I'm sorry, but we cannot always put children first.
Oh, wait......I'm not sorry.
Monday, December 20, 2010
What is Tenure?
In this country, most of us can be fired from our jobs for virtually any reason – however dumb, inane or counterproductive. We can be fired because of our taste in music, because we made a bad joke, because we are too good at our jobs, or because someone just doesn’t like us. If you do not have a contract, you can even be fired for no reason at all. You boss can fire you simply because s/he feels like it.
If you do not have a contract, there is a short list of reasons why you cannot be fired (e.g., gender, race, age, disability and in some places sexual orientation) but an infinitely long list of reasons why you can be fired.

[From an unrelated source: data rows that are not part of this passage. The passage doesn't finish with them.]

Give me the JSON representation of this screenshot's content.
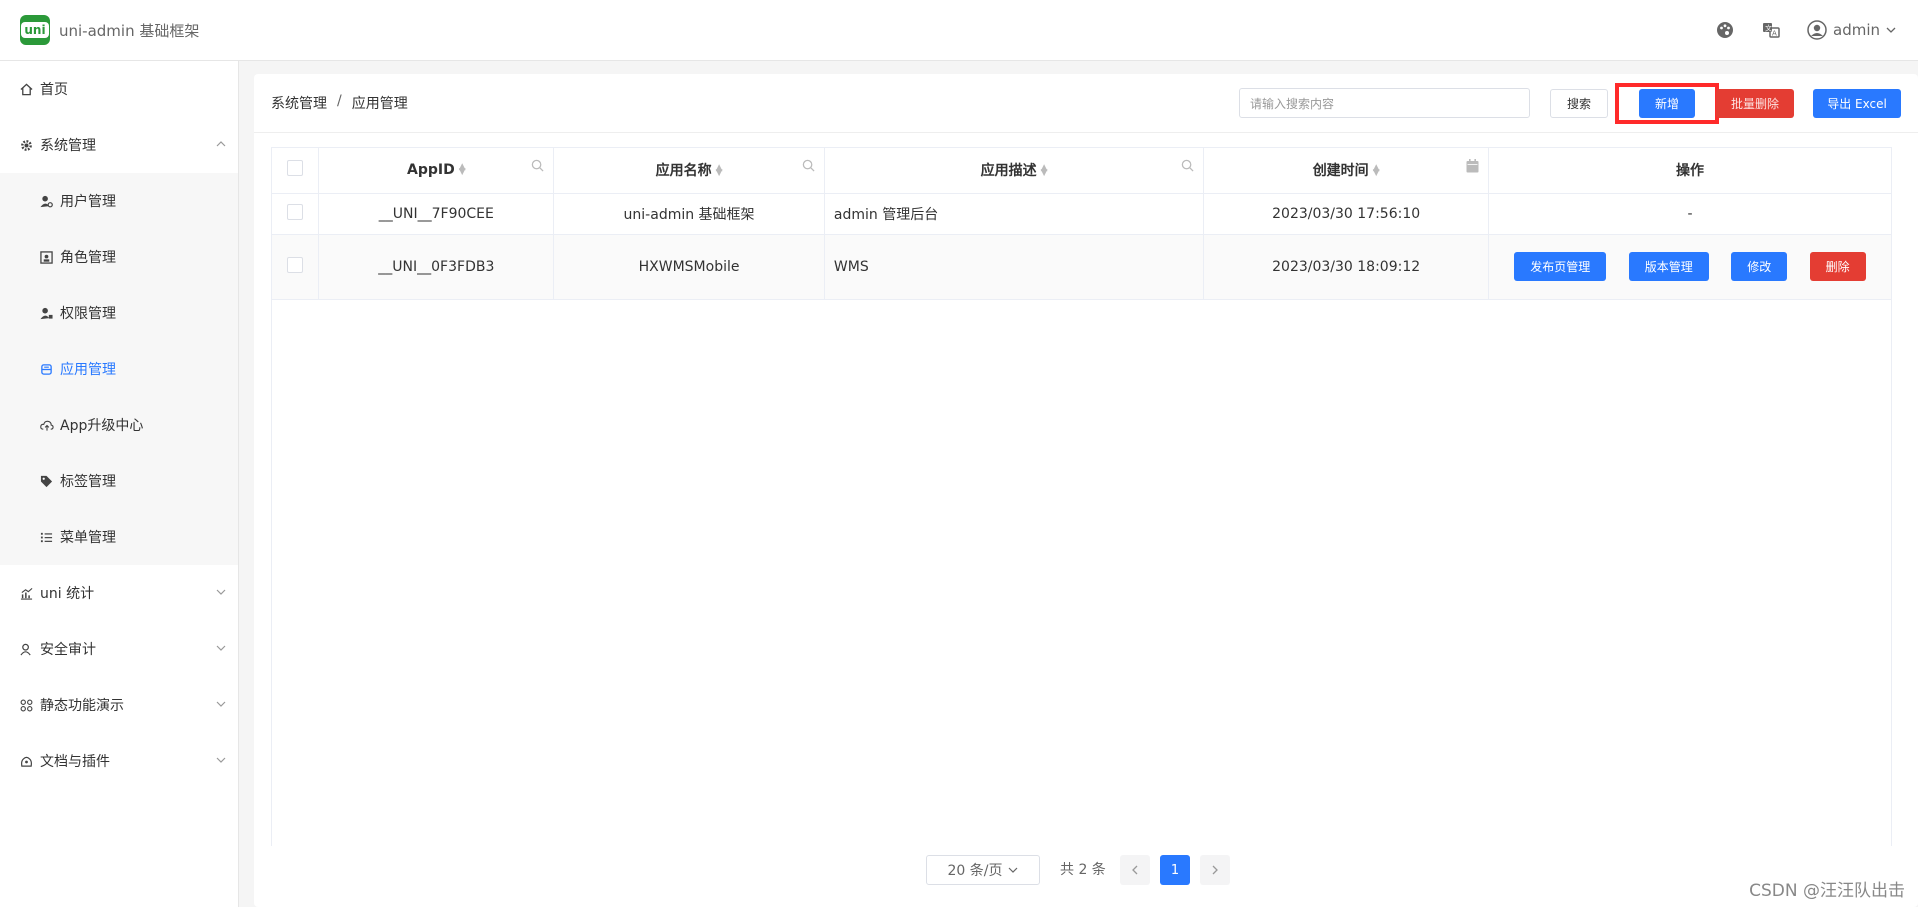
{
  "header": {
    "app_title": "uni-admin 基础框架",
    "logo_text": "uni",
    "user_name": "admin"
  },
  "sidebar": {
    "items": [
      {
        "label": "首页",
        "icon": "home-icon"
      },
      {
        "label": "系统管理",
        "icon": "gear-icon",
        "expanded": true
      },
      {
        "label": "uni 统计",
        "icon": "chart-icon"
      },
      {
        "label": "安全审计",
        "icon": "user-audit-icon"
      },
      {
        "label": "静态功能演示",
        "icon": "grid-icon"
      },
      {
        "label": "文档与插件",
        "icon": "plugin-icon"
      }
    ],
    "sub_items": [
      {
        "label": "用户管理",
        "icon": "user-gear-icon"
      },
      {
        "label": "角色管理",
        "icon": "role-icon"
      },
      {
        "label": "权限管理",
        "icon": "permission-icon"
      },
      {
        "label": "应用管理",
        "icon": "app-icon",
        "active": true
      },
      {
        "label": "App升级中心",
        "icon": "cloud-upload-icon"
      },
      {
        "label": "标签管理",
        "icon": "tag-icon"
      },
      {
        "label": "菜单管理",
        "icon": "list-icon"
      }
    ]
  },
  "breadcrumb": {
    "parent": "系统管理",
    "separator": "/",
    "current": "应用管理"
  },
  "toolbar": {
    "search_placeholder": "请输入搜索内容",
    "search_label": "搜索",
    "add_label": "新增",
    "batch_delete_label": "批量删除",
    "export_label": "导出 Excel"
  },
  "table": {
    "columns": [
      "AppID",
      "应用名称",
      "应用描述",
      "创建时间",
      "操作"
    ],
    "rows": [
      {
        "appid": "__UNI__7F90CEE",
        "name": "uni-admin 基础框架",
        "desc": "admin 管理后台",
        "created": "2023/03/30 17:56:10",
        "ops": "-"
      },
      {
        "appid": "__UNI__0F3FDB3",
        "name": "HXWMSMobile",
        "desc": "WMS",
        "created": "2023/03/30 18:09:12"
      }
    ],
    "row_actions": {
      "publish": "发布页管理",
      "version": "版本管理",
      "edit": "修改",
      "delete": "删除"
    }
  },
  "pagination": {
    "page_size": "20 条/页",
    "total": "共 2 条",
    "current_page": "1"
  },
  "watermark": "CSDN @汪汪队出击",
  "colors": {
    "primary": "#2979ff",
    "danger": "#e43d33",
    "highlight": "#ff2a2a",
    "logo": "#2b9939"
  }
}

It makes some sense that private employers should be able to set their own standards for employment, and that such organization’s supervisors be empowered to make all kind of decisions. That is kind of what it means to be a private business.

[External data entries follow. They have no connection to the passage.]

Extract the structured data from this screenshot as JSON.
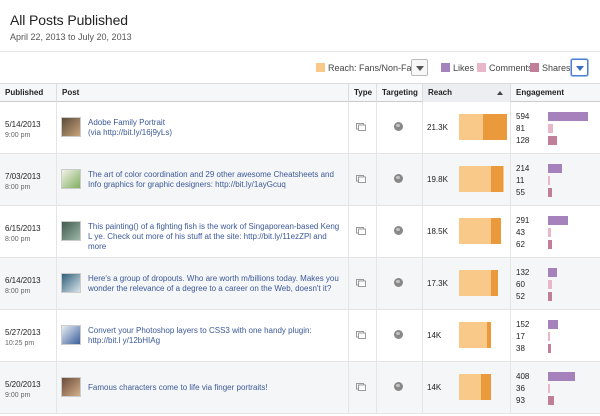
{
  "header": {
    "title": "All Posts Published",
    "date_range": "April 22, 2013 to July 20, 2013"
  },
  "legend": {
    "reach_label": "Reach: Fans/Non-Fans",
    "likes_label": "Likes",
    "comments_label": "Comments",
    "shares_label": "Shares",
    "colors": {
      "fans": "#f8c989",
      "non_fans": "#ea9a3b",
      "likes": "#a682bd",
      "comments": "#e8b7c9",
      "shares": "#c07e99"
    }
  },
  "columns": {
    "published": "Published",
    "post": "Post",
    "type": "Type",
    "targeting": "Targeting",
    "reach": "Reach",
    "engagement": "Engagement"
  },
  "rows": [
    {
      "date": "5/14/2013",
      "time": "9:00 pm",
      "text": "Adobe Family Portrait\n(via http://bit.ly/16j9yLs)",
      "reach": "21.3K",
      "reach_ratio": 1.0,
      "nonfans_fraction": 0.5,
      "likes": "594",
      "comments": "81",
      "shares": "128",
      "thumb_colors": [
        "#5a4a3a",
        "#c9a57a"
      ]
    },
    {
      "date": "7/03/2013",
      "time": "8:00 pm",
      "text": "The art of color coordination and 29 other awesome Cheatsheets and Info graphics for graphic designers: http://bit.ly/1ayGcuq",
      "reach": "19.8K",
      "reach_ratio": 0.93,
      "nonfans_fraction": 0.28,
      "likes": "214",
      "comments": "11",
      "shares": "55",
      "thumb_colors": [
        "#f2f2e8",
        "#7fae5e"
      ]
    },
    {
      "date": "6/15/2013",
      "time": "8:00 pm",
      "text": "This painting() of a fighting fish is the work of Singaporean-based Keng L ye. Check out more of his stuff at the site: http://bit.ly/11ezZPl and more",
      "reach": "18.5K",
      "reach_ratio": 0.87,
      "nonfans_fraction": 0.24,
      "likes": "291",
      "comments": "43",
      "shares": "62",
      "thumb_colors": [
        "#3f5a4f",
        "#9db8a8"
      ]
    },
    {
      "date": "6/14/2013",
      "time": "8:00 pm",
      "text": "Here's a group of dropouts. Who are worth m/billions today. Makes you wonder the relevance of a degree to a career on the Web, doesn't it?",
      "reach": "17.3K",
      "reach_ratio": 0.81,
      "nonfans_fraction": 0.18,
      "likes": "132",
      "comments": "60",
      "shares": "52",
      "thumb_colors": [
        "#2e5f7a",
        "#d9e4ea"
      ]
    },
    {
      "date": "5/27/2013",
      "time": "10:25 pm",
      "text": "Convert your Photoshop layers to CSS3 with one handy plugin: http://bit.l y/12bHIAg",
      "reach": "14K",
      "reach_ratio": 0.66,
      "nonfans_fraction": 0.12,
      "likes": "152",
      "comments": "17",
      "shares": "38",
      "thumb_colors": [
        "#e8eef4",
        "#3b5e9a"
      ]
    },
    {
      "date": "5/20/2013",
      "time": "9:00 pm",
      "text": "Famous characters come to life via finger portraits!",
      "reach": "14K",
      "reach_ratio": 0.66,
      "nonfans_fraction": 0.3,
      "likes": "408",
      "comments": "36",
      "shares": "93",
      "thumb_colors": [
        "#6a4a3a",
        "#d4b08a"
      ]
    }
  ]
}
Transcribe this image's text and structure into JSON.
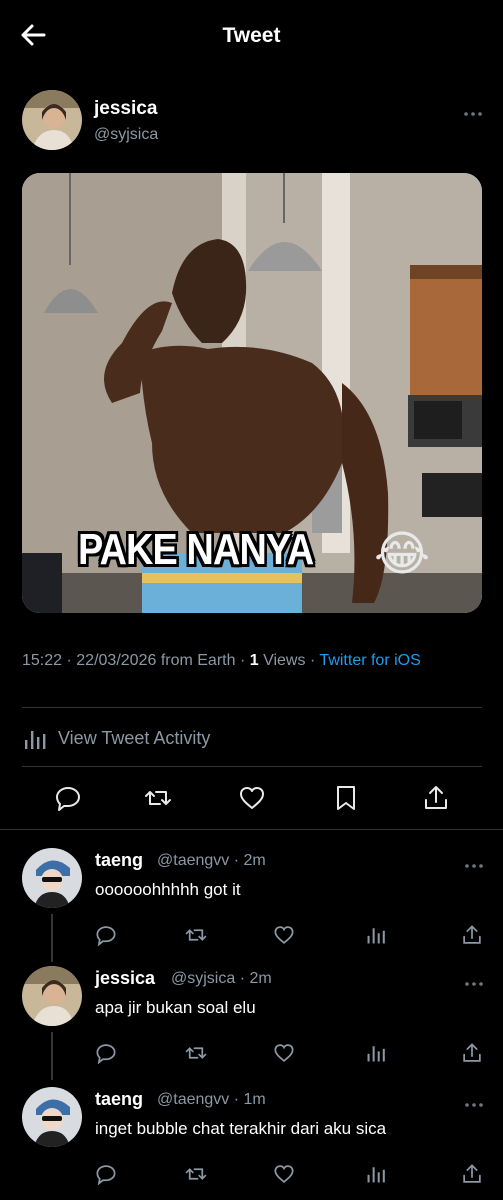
{
  "header": {
    "title": "Tweet",
    "back_icon": "arrow-left-icon"
  },
  "tweet": {
    "author_name": "jessica",
    "author_handle": "@syjsica",
    "media_caption": "PAKE NANYA",
    "media_emoji": "😂",
    "time": "15:22",
    "date": "22/03/2026",
    "location": "from Earth",
    "views_count": "1",
    "views_label": "Views",
    "client": "Twitter for iOS",
    "activity_label": "View Tweet Activity",
    "actions": [
      "reply-icon",
      "retweet-icon",
      "like-icon",
      "bookmark-icon",
      "share-icon"
    ]
  },
  "replies": [
    {
      "name": "taeng",
      "handle": "@taengvv",
      "time": "2m",
      "text": "oooooohhhhh got it"
    },
    {
      "name": "jessica",
      "handle": "@syjsica",
      "time": "2m",
      "text": "apa jir bukan soal elu"
    },
    {
      "name": "taeng",
      "handle": "@taengvv",
      "time": "1m",
      "text": "inget bubble chat terakhir dari aku sica"
    }
  ],
  "colors": {
    "background": "#000000",
    "text": "#e7e9ea",
    "secondary": "#8b98a5",
    "link": "#1d9bf0",
    "divider": "#2f3336"
  }
}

However, public organizations have a different moral calculus. They operate for the public good and serve as a sort of trust on behalf of the public. We empower their management to make decisions in the furtherance of those public goals, but those managers do not own the organizations, divisions, departments or work groups. There are any number of reasons that might be acceptable for a private organization to fire someone that are inappropriate for a public organization.
The only acceptable reason for a public organization to fire someone is that they are unable in some way to serve the public goals of the organization. Obviously, such inability could take many forms, but fundamentally that’s it. (A chairman of the EEOC in Washington DC who does not believe that that law should be used to combat discrimination against minorities is one such (purely) hypothetical example. A meat inspector for the USDA who is both color blind and has a poor sense of small probably could not support the USDA’s mission. And school workers who cannot handle children or fulfill their roles in supporting the educational process also should be removed.)
Tenure for K-12 public school teachers is not a guarantee of lifetime employment, despite what many would have you believe. Rather, it is a right to contest termination in some kind of formal and binding way (i.e. due process). It is certainly not as complicated as a death penalty trial, but it is more detailed than merely begging your boss to reconsider his/her decision.
Tenure means that if a principal or a district wants to terminate a teacher, the teacher gets to challenge them on the reasons. It forces the district to make the case – to present evidence and make the argument – that this teacher cannot do the job. Because tenure is only granted after multiple years of positive job reviews, there is a certain level of presumption in favor of the teacher. After all, the district is claiming that something has changed, something that their own managers and records said was fine in the past.
That is all tenure is. It is an earned right for experienced teachers to say, “If I have years of good evaluations, why are they firing me now?” and to have an impartial judge (i.e. a mutually agreed upon arbiter) weigh the evidence.
Does that seem unfair to you? Or does it seem like something that every worker should be able to earn?